On Behalf of | Apr 28, 2024 | Criminal Defense

In the state of Maryland and the rest of the United States, accused individuals have the right to a speedy trial. This is outlined in the US Constitution and there are also state and federal guidelines that protect defendants’ rights when it comes to trials.

Criminal case rights to a speedy trial

The Sixth Amendment of the Constitution states that the accused are granted the right to a speedy and public trial. There are other elements that are included in this Amendment including having the right to an impartial jury of the State and district where the crime was committed. The defendant also can request the assistance of counsel for Criminal Defense.

An accused individual needs to be brought to trial within a certain amount of time that’s deemed to be reasonable. What defines reasonable isn’t so clear-cut. However, the government isn’t legally allowed to imprison anyone without giving them a trial.

Though there isn’t a firm time limit for a “reasonable time,” the Supreme Court has set precedents.

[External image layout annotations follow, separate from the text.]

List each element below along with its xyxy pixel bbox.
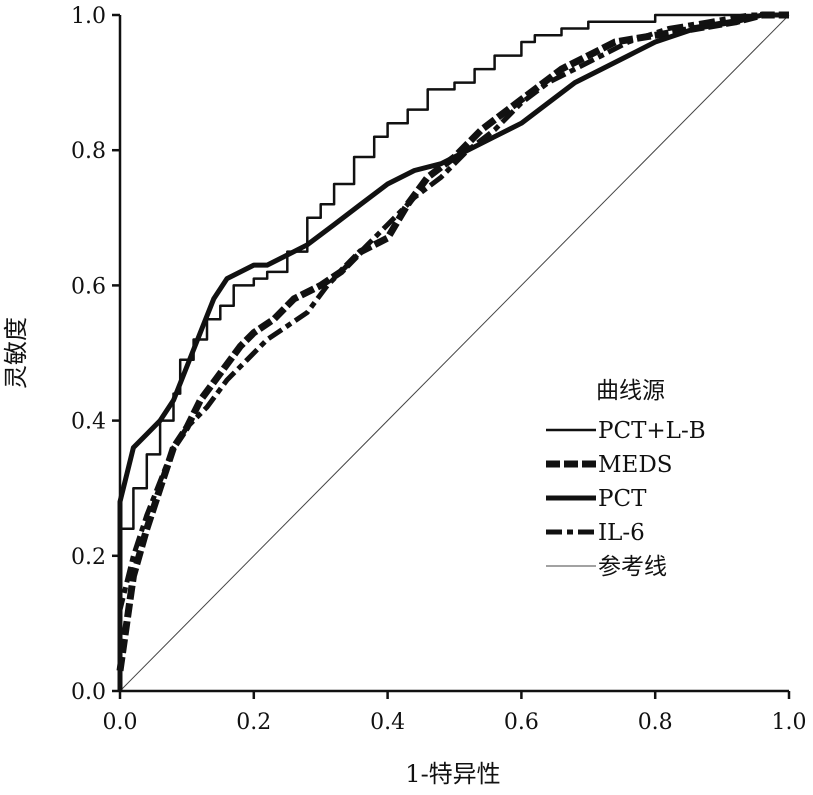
legend-label: MEDS — [598, 452, 673, 478]
legend-label: PCT+L-B — [598, 418, 706, 444]
y-tick-label: 0.0 — [71, 680, 106, 705]
x-tick-label: 0.2 — [236, 710, 271, 735]
series-line-reference — [119, 14, 790, 692]
x-axis-title: 1-特异性 — [405, 760, 500, 788]
y-tick-label: 0.2 — [71, 545, 106, 570]
plot-series — [116, 11, 790, 692]
series-line-meds — [116, 11, 789, 672]
y-tick-label: 0.4 — [71, 410, 106, 435]
x-tick-label: 0.6 — [504, 710, 539, 735]
axes: 0.0 0.2 0.4 0.6 0.8 1.0 0.0 0.2 0.4 0.6 0.8 1.0 — [71, 4, 807, 735]
legend-label: IL-6 — [598, 520, 645, 546]
x-tick-label: 0.4 — [370, 710, 405, 735]
y-tick-label: 0.6 — [71, 274, 106, 299]
series-line-pct — [117, 12, 789, 691]
legend-label: 参考线 — [598, 554, 667, 580]
x-tick-label: 1.0 — [772, 710, 807, 735]
legend-label: PCT — [598, 486, 647, 512]
legend: 曲线源 PCT+L-B MEDS PCT IL-6 参考线 — [546, 378, 706, 580]
legend-title: 曲线源 — [596, 378, 665, 404]
y-tick-label: 1.0 — [71, 4, 106, 29]
x-tick-label: 0.8 — [638, 710, 673, 735]
x-tick-label: 0.0 — [103, 710, 138, 735]
series-line-il-6 — [117, 12, 789, 678]
y-tick-label: 0.8 — [71, 139, 106, 164]
y-axis-title: 灵敏度 — [2, 317, 30, 389]
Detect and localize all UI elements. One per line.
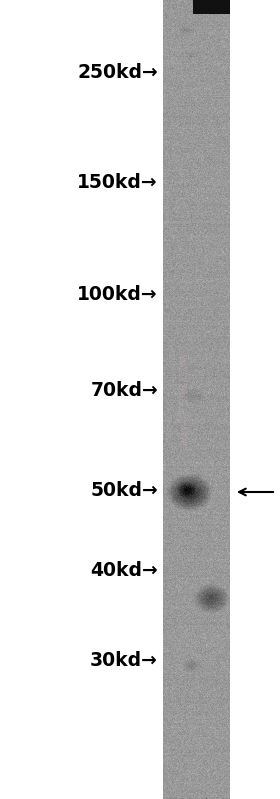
Text: 100kd→: 100kd→: [77, 284, 158, 304]
Text: 40kd→: 40kd→: [90, 561, 158, 579]
Text: 50kd→: 50kd→: [90, 480, 158, 499]
Text: 150kd→: 150kd→: [77, 173, 158, 193]
Text: 70kd→: 70kd→: [90, 380, 158, 400]
Bar: [193, 0, 230, 14]
Text: www.PTGAB.COM: www.PTGAB.COM: [179, 354, 190, 445]
Text: 250kd→: 250kd→: [77, 62, 158, 81]
Text: 30kd→: 30kd→: [90, 650, 158, 670]
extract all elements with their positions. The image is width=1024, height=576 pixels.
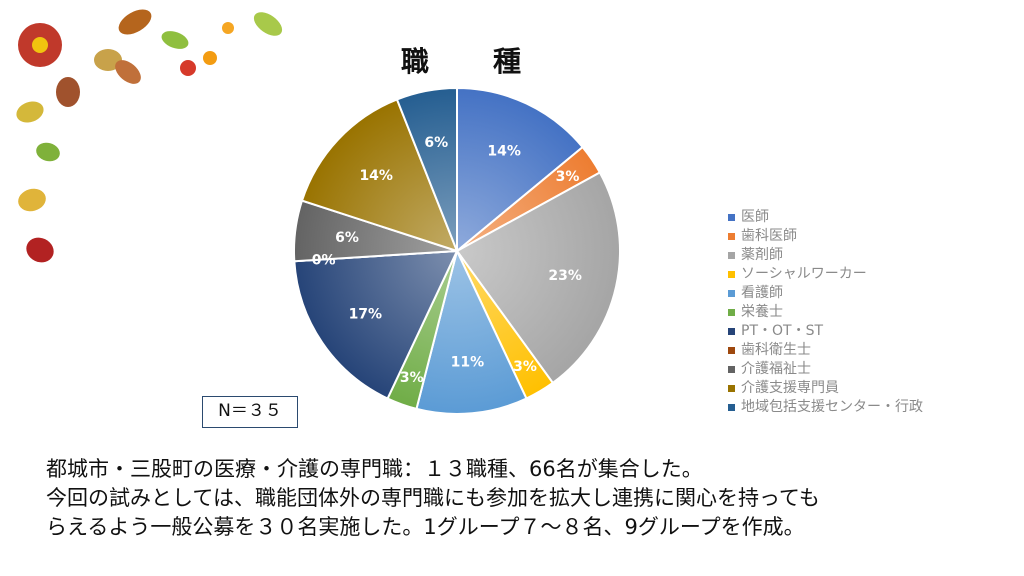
- legend-item: 歯科衛生士: [728, 341, 923, 360]
- legend-item: 歯科医師: [728, 227, 923, 246]
- slice-data-label: 6%: [424, 135, 448, 151]
- legend-label: 地域包括支援センター・行政: [741, 399, 923, 415]
- slice-data-label: 3%: [400, 370, 424, 386]
- legend-label: 栄養士: [741, 304, 783, 320]
- legend-item: 地域包括支援センター・行政: [728, 398, 923, 417]
- legend-item: 栄養士: [728, 303, 923, 322]
- caption-line: 今回の試みとしては、職能団体外の専門職にも参加を拡大し連携に関心を持っても: [46, 486, 820, 510]
- slice-data-label: 3%: [556, 169, 580, 185]
- yellow-leaf-icon: [18, 188, 46, 212]
- legend-swatch: [728, 214, 735, 221]
- pie-slice: [300, 98, 459, 253]
- slice-data-label: 14%: [359, 168, 393, 184]
- pie-slice: [293, 249, 459, 400]
- berry-icon: [203, 51, 217, 65]
- legend-item: 医師: [728, 208, 923, 227]
- chart-legend: 医師歯科医師薬剤師ソーシャルワーカー 看護師栄養士 PT・OT・ST 歯科衛生士介護福…: [728, 208, 923, 417]
- pie-slice: [415, 248, 528, 415]
- legend-item: 介護福祉士: [728, 360, 923, 379]
- legend-item: PT・OT・ST: [728, 322, 923, 341]
- legend-label: 歯科医師: [741, 228, 797, 244]
- acorn-icon: [56, 77, 80, 107]
- caption-text: 都城市・三股町の医療・介護の専門職：１３職種、66名が集合した。 今回の試みとし…: [46, 455, 1016, 542]
- legend-label: 介護支援専門員: [741, 380, 839, 396]
- chart-title: 職 種: [400, 45, 539, 78]
- legend-item: 薬剤師: [728, 246, 923, 265]
- maple-leaf-icon: [118, 9, 152, 35]
- legend-swatch: [728, 252, 735, 259]
- chestnut-icon: [94, 49, 122, 71]
- berry-icon: [222, 22, 234, 34]
- legend-label: 歯科衛生士: [741, 342, 811, 358]
- pie-slice: [456, 86, 585, 254]
- legend-swatch: [728, 290, 735, 297]
- slice-data-label: 11%: [451, 354, 485, 370]
- legend-label: PT・OT・ST: [741, 323, 824, 339]
- legend-label: 介護福祉士: [741, 361, 811, 377]
- legend-label: 薬剤師: [741, 247, 783, 263]
- slice-data-label: 14%: [487, 144, 521, 160]
- legend-label: 医師: [741, 209, 769, 225]
- yellow-leaf-icon: [16, 101, 44, 123]
- maple-leaf-icon: [115, 60, 141, 84]
- slice-data-label: 23%: [548, 268, 582, 284]
- legend-swatch: [728, 404, 735, 411]
- legend-swatch: [728, 366, 735, 373]
- autumn-leaves-decoration: [16, 9, 283, 263]
- legend-swatch: [728, 347, 735, 354]
- pie-slice: [455, 171, 621, 385]
- green-leaf-icon: [253, 12, 283, 36]
- legend-label: 看護師: [741, 285, 783, 301]
- green-leaf-icon: [161, 31, 189, 49]
- legend-swatch: [728, 328, 735, 335]
- legend-swatch: [728, 271, 735, 278]
- legend-label: ソーシャルワーカー: [741, 266, 867, 282]
- legend-item: 介護支援専門員: [728, 379, 923, 398]
- slice-data-label: 17%: [349, 306, 383, 322]
- legend-item: 看護師: [728, 284, 923, 303]
- slice-data-label: 6%: [335, 230, 359, 246]
- green-leaf-icon: [36, 142, 60, 162]
- caption-line: らえるよう一般公募を３０名実施した。1グループ７～８名、9グループを作成。: [46, 515, 805, 539]
- slice-data-label: 3%: [513, 359, 537, 375]
- sample-size-box: N＝３５: [202, 396, 298, 428]
- legend-swatch: [728, 309, 735, 316]
- pie-slice: [395, 86, 458, 252]
- berry-icon: [180, 60, 196, 76]
- legend-swatch: [728, 385, 735, 392]
- slice-data-label: 0%: [312, 252, 336, 268]
- legend-item: ソーシャルワーカー: [728, 265, 923, 284]
- red-flower-icon: [18, 23, 62, 67]
- caption-line: 都城市・三股町の医療・介護の専門職：１３職種、66名が集合した。: [46, 457, 703, 481]
- legend-swatch: [728, 233, 735, 240]
- red-leaf-icon: [26, 237, 54, 263]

Statutory federal and state law also informs the boundaries of a speedy trial.

The four-part test

The Supreme Court came up with a four-part test, and courts do use this to assess the right to a speedy trial on a case-by-case basis. The officials need to look at the reason and length of the delay for the trial if the defendant asserted their right to have a speedy trial, and if there’s prejudice to the defendant.

The Supreme Court offers just a baseline for deciding when there have been speedy trial violations. Federal and state legislators are allowed to grant additional protections. Federal and state law have extra boundaries when it comes to speedy trials.

Maryland and federal law offer protections for anyone who is accused of a crime and offers rights to speedy trials, among other legal protections. It’s important to have at least a basic understanding of this if you’re a defendant in a criminal case.